A systems toxicology approach for identification of disruptions in cholesterol homeostasis after aggregated exposure to mixtures of perfluorinated compounds (PFAS) in humans.

Per- and polyfluoroalkyl substances (PFAS) are used in various household and industrial products. In humans, positive associations were reported between PFAS, including perfluorsulfonic acid and perfluorooctanoic acid, and cholesterol, a cardiometabolic risk factor. Animal studies show the opposite. Human-centered approaches are needed to better understand the effects of PFAS mixtures on cholesterol. Here, a systems toxicology approach is described, using a gene-centered cholesterol biokinetic model. PFAS exposure-gene expression relations from published data were introduced into the model. An existing PFAS physiologically based kinetic model was augmented with lung and dermal compartments and integrated with the cholesterol model to enable exposure-effect modelling. The final model was populated with data reflecting lifetime mixture exposure from: tolerable weekly intake values (TWI); the environment; high occupational exposures (ski waxing, PFAS industry).

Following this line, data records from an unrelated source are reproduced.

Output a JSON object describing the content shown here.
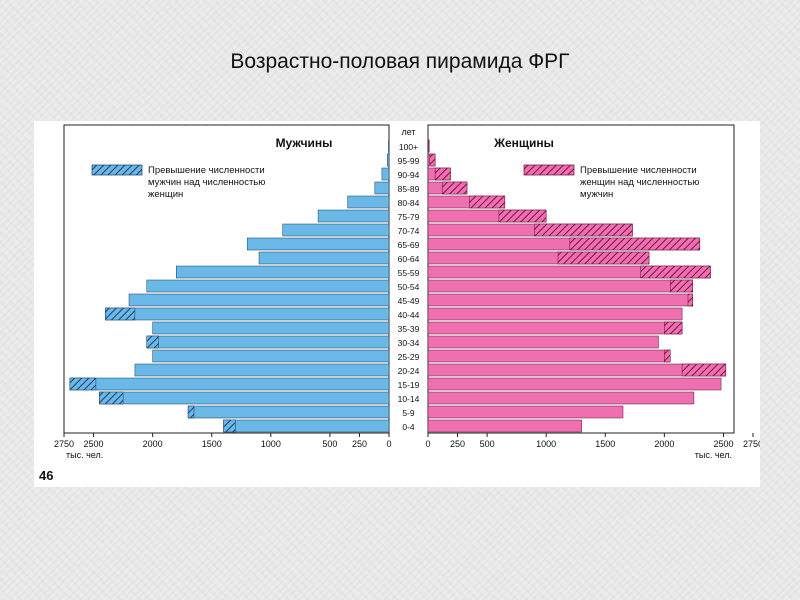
{
  "slide": {
    "title": "Возрастно-половая пирамида ФРГ"
  },
  "page_number": "46",
  "colors": {
    "male": "#6ab8e8",
    "female": "#ef70b0",
    "excess_male_hatch": "#1f3a66",
    "excess_female_hatch": "#7a1045"
  },
  "chart_data": {
    "type": "population-pyramid",
    "categories": [
      "100+",
      "95-99",
      "90-94",
      "85-89",
      "80-84",
      "75-79",
      "70-74",
      "65-69",
      "60-64",
      "55-59",
      "50-54",
      "45-49",
      "40-44",
      "35-39",
      "30-34",
      "25-29",
      "20-24",
      "15-19",
      "10-14",
      "5-9",
      "0-4"
    ],
    "age_header": "лет",
    "left_header": "Мужчины",
    "right_header": "Женщины",
    "left_unit": "тыс. чел.",
    "right_unit": "тыс. чел.",
    "x_ticks_left": [
      "2750",
      "2500",
      "2000",
      "1500",
      "1000",
      "500",
      "250",
      "0"
    ],
    "x_ticks_right": [
      "0",
      "250",
      "500",
      "1000",
      "1500",
      "2000",
      "2500",
      "2750"
    ],
    "xlim": [
      0,
      2750
    ],
    "series": [
      {
        "name": "Мужчины",
        "values": [
          5,
          15,
          60,
          120,
          350,
          600,
          900,
          1200,
          1100,
          1800,
          2050,
          2200,
          2400,
          2000,
          2050,
          2000,
          2150,
          2700,
          2450,
          1700,
          1400
        ]
      },
      {
        "name": "Женщины",
        "values": [
          10,
          60,
          190,
          330,
          650,
          1000,
          1730,
          2300,
          1870,
          2390,
          2240,
          2240,
          2150,
          2150,
          1950,
          2050,
          2520,
          2480,
          2250,
          1650,
          1300
        ]
      }
    ],
    "legend": [
      {
        "label": "Превышение численности мужчин над численностью женщин"
      },
      {
        "label": "Превышение численности женщин над численностью мужчин"
      }
    ],
    "legend_lines": {
      "male": [
        "Превышение численности",
        "мужчин над численностью",
        "женщин"
      ],
      "female": [
        "Превышение численности",
        "женщин над численностью",
        "мужчин"
      ]
    }
  }
}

Results indicate that low level exposures (TWI, environmental), did not change cholesterol. In contrast, occupational exposures clearly resulted in internal PFAS exposure and disruption of cholesterol homeostasis, largely in line with epidemiological observations. Despite model limitations (e.g. dynamic range, directionality), changes in cholesterol homeostasis were predicted for ski waxers, hitherto unknown from epidemiological studies. Here, future studies involving lipid metabolism could improve risk assessment. Impact statement Using a human-centered computational approach, the effects of aggregated lifetime PFAS exposure on cholesterol homeostasis clearly distinguished background exposures versus high occupational exposures, and helped to identify occupational subgroups at potential risk. The approach may help to develop human-based quantitative health risk assessment approaches for PFAS, unlikely to be achieved by animal and epidemiological studies alone.